Abstract
This paper presents Ready Tensor, a Retrieval-Augmented Generation (RAG)–based chatbot designed to enhance customer support systems through natural language understanding and intelligent document retrieval. The chatbot integrates retrieval-based search and generative AI models (like LLMs) to provide accurate, context-aware, and human-like responses. By connecting company knowledge bases and support FAQs with a generative model, Ready Tensor delivers quick, relevant answers to user queries, reducing response time and improving customer satisfaction.
Methodology
The methodology section outlines the system architecture and workflow of Ready Tensor:
Data Collection — Customer support tickets, FAQs, and product manuals are gathered as the knowledge base.

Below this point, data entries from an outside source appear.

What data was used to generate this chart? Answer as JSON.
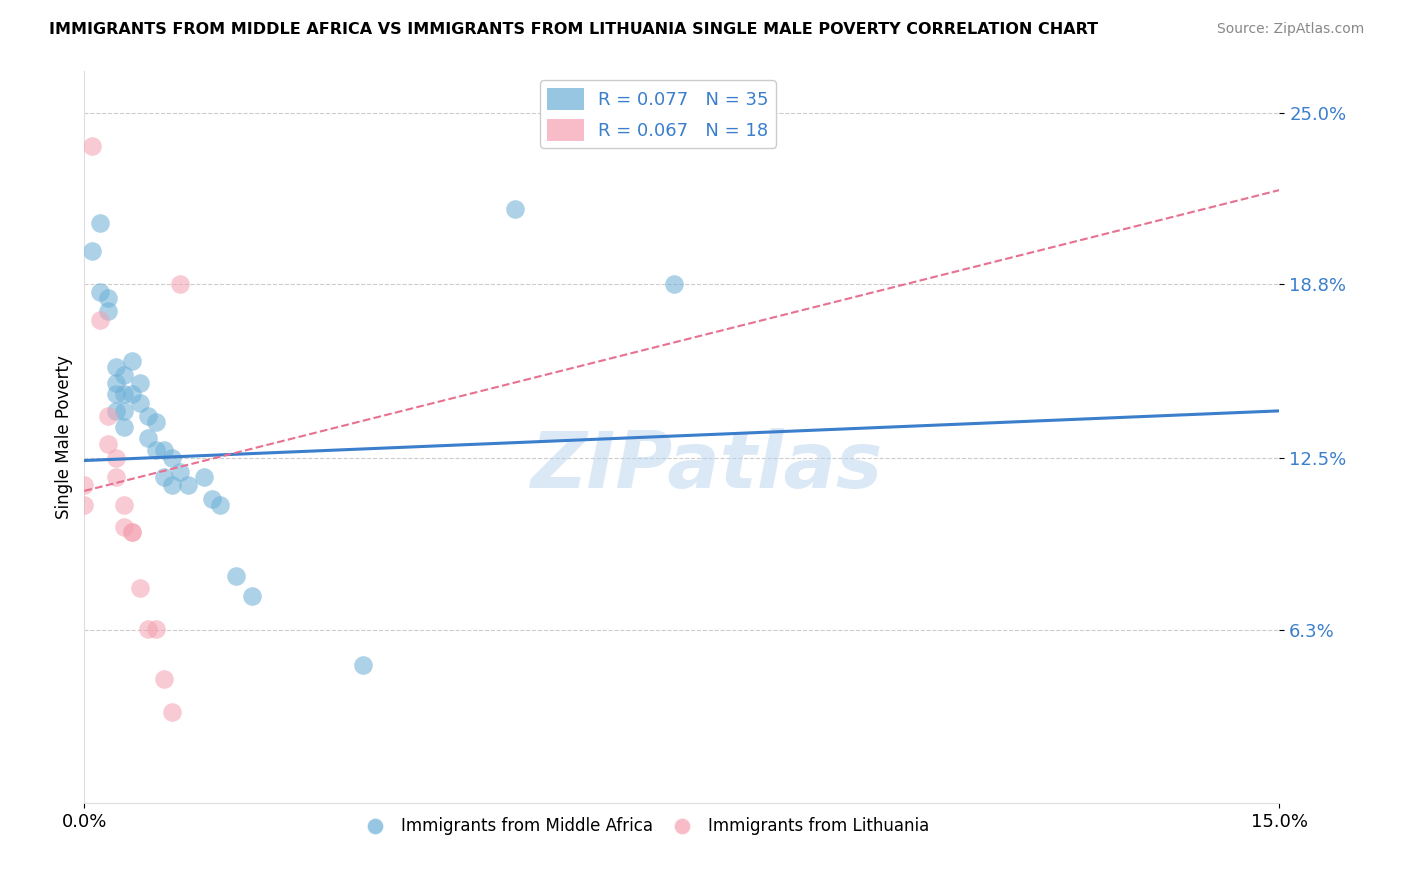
{
  "title": "IMMIGRANTS FROM MIDDLE AFRICA VS IMMIGRANTS FROM LITHUANIA SINGLE MALE POVERTY CORRELATION CHART",
  "source": "Source: ZipAtlas.com",
  "ylabel": "Single Male Poverty",
  "watermark": "ZIPatlas",
  "legend1_text": "R = 0.077   N = 35",
  "legend2_text": "R = 0.067   N = 18",
  "blue_color": "#6aaed6",
  "pink_color": "#f4a0b0",
  "blue_line_color": "#3b7fcc",
  "pink_line_color": "#e87090",
  "blue_scatter": [
    [
      0.001,
      0.2
    ],
    [
      0.002,
      0.185
    ],
    [
      0.002,
      0.21
    ],
    [
      0.003,
      0.183
    ],
    [
      0.003,
      0.178
    ],
    [
      0.004,
      0.158
    ],
    [
      0.004,
      0.152
    ],
    [
      0.004,
      0.148
    ],
    [
      0.004,
      0.142
    ],
    [
      0.005,
      0.155
    ],
    [
      0.005,
      0.148
    ],
    [
      0.005,
      0.142
    ],
    [
      0.005,
      0.136
    ],
    [
      0.006,
      0.16
    ],
    [
      0.006,
      0.148
    ],
    [
      0.007,
      0.152
    ],
    [
      0.007,
      0.145
    ],
    [
      0.008,
      0.14
    ],
    [
      0.008,
      0.132
    ],
    [
      0.009,
      0.138
    ],
    [
      0.009,
      0.128
    ],
    [
      0.01,
      0.128
    ],
    [
      0.01,
      0.118
    ],
    [
      0.011,
      0.125
    ],
    [
      0.011,
      0.115
    ],
    [
      0.012,
      0.12
    ],
    [
      0.013,
      0.115
    ],
    [
      0.015,
      0.118
    ],
    [
      0.016,
      0.11
    ],
    [
      0.017,
      0.108
    ],
    [
      0.019,
      0.082
    ],
    [
      0.021,
      0.075
    ],
    [
      0.035,
      0.05
    ],
    [
      0.054,
      0.215
    ],
    [
      0.074,
      0.188
    ]
  ],
  "pink_scatter": [
    [
      0.0,
      0.115
    ],
    [
      0.0,
      0.108
    ],
    [
      0.001,
      0.238
    ],
    [
      0.002,
      0.175
    ],
    [
      0.003,
      0.14
    ],
    [
      0.003,
      0.13
    ],
    [
      0.004,
      0.125
    ],
    [
      0.004,
      0.118
    ],
    [
      0.005,
      0.108
    ],
    [
      0.005,
      0.1
    ],
    [
      0.006,
      0.098
    ],
    [
      0.006,
      0.098
    ],
    [
      0.007,
      0.078
    ],
    [
      0.008,
      0.063
    ],
    [
      0.009,
      0.063
    ],
    [
      0.01,
      0.045
    ],
    [
      0.011,
      0.033
    ],
    [
      0.012,
      0.188
    ]
  ],
  "blue_line": [
    [
      0.0,
      0.124
    ],
    [
      0.15,
      0.142
    ]
  ],
  "pink_line": [
    [
      0.0,
      0.113
    ],
    [
      0.15,
      0.222
    ]
  ],
  "xlim": [
    0.0,
    0.15
  ],
  "ylim": [
    0.0,
    0.265
  ],
  "ytick_positions": [
    0.0625,
    0.125,
    0.188,
    0.25
  ],
  "ytick_labels": [
    "6.3%",
    "12.5%",
    "18.8%",
    "25.0%"
  ],
  "legend_bottom": [
    "Immigrants from Middle Africa",
    "Immigrants from Lithuania"
  ]
}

Text Preprocessing — Documents are cleaned, chunked, and embedded using models such as SentenceTransformers or OpenAI embeddings.
Retrieval System — A vector database (e.g., FAISS, Pinecone, or ChromaDB) is used to quickly find the most relevant text chunks to a user query.
Generative Model Integration — The retrieved context is passed to a Large Language Model (LLM) that generates a coherent, human-like response.
Evaluation Metrics — The chatbot’s performance is evaluated using response relevance, latency, and user satisfaction scores.
The model is implemented using Python, LangChain, and Ready Tensor’s open-source RAG framework.
Results
Experimental results show that the RAG-based chatbot performs significantly better than baseline FAQ bots in terms of:
Accuracy (retrieved correct answers in ~92% of test cases)
Response Quality (judged by human evaluators for coherence and helpfulness)
Response Speed (thanks to optimized vector search and caching).
User feedback highlighted improved satisfaction and reduced repetitive queries to human agents.